Kimble, who has been attending for more than a year, said his favorite aspect of the group is the interaction with the rest of the class.
"I enjoy it. I look forward to it," he said as he painted a tropical beach scene with a deep-purple sky.
In fact, the group members enjoy it so much that last year they got together and successfully lobbied the staff to lengthen the sessions from one hour to 90 minutes.
"We'd actually like to extend it even longer," said Kimble, who drives in from his Pasadena home. "I wouldn't mind if it was a couple days a week."
"It's kind of like hanging out with a bunch of friends," said Garry Seals, 32, who on a recent day was painting concentric circles in shades of blue. "I'd be comfortable discussing just about anything that's going on with me with the people here."
The art of learning
The patients' efforts are further rewarded with artwork displays. In a public show held one day last month, visitors could view the patients' creations, including tie-dye, hand-tinted photos, decoupage, homemade Christmas ornaments and cigar boxes with collages. The works are still on display in the clinic building.
After each new art project, Brown issues written questions for the patients to use in evaluating themselves and reflecting on their feelings about doing the artwork. They considered, for example, whether a finger-painting stint was more freeing or frustrating.
"The art group is just an extension of helping them with other issues in their life," Brown said. "We do see patients progress from coming to the art group."

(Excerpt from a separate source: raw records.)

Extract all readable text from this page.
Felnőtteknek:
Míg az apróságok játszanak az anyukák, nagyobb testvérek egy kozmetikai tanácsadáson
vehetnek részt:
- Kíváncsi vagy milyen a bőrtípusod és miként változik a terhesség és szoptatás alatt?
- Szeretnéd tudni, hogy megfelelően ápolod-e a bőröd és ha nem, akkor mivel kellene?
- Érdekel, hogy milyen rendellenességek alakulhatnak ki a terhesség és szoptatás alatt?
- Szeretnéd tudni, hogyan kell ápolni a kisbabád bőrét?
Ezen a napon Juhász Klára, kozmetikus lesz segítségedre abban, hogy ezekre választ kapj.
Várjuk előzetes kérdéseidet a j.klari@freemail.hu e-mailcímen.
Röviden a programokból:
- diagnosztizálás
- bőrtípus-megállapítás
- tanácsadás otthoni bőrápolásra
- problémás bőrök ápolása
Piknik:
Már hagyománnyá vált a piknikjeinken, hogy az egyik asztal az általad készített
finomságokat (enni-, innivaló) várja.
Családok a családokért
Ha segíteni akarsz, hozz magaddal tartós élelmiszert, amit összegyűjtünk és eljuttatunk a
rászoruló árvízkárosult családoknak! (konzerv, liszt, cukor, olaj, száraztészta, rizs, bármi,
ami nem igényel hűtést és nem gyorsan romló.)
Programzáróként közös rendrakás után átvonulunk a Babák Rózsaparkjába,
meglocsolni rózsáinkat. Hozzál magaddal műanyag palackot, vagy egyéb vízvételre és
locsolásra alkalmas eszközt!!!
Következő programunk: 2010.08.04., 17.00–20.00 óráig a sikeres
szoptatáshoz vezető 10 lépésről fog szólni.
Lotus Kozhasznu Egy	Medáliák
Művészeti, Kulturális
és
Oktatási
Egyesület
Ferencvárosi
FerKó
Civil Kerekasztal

Dorsey said he saw such progression in the attitude and sociability of the patients. "Sometimes when they've been in the art group, we start noticing things, like they start speaking," he said. "They tend to smile, whereas before they didn't."
While encouraging social interaction, the art group also offers mental relief, according to patients and staff.
"It's hard coming off an addiction," Slabaugh said. "You're not used to sitting down and keeping your mind occupied on one task." But the art group promotes that, she said.
And other patients said the class was one place where they didn't have to sit around and talk about themselves for a length of time.
"It brings my thoughts together so I can focus on something instead of being all over the place," Kimble said. "It's very therapeutic."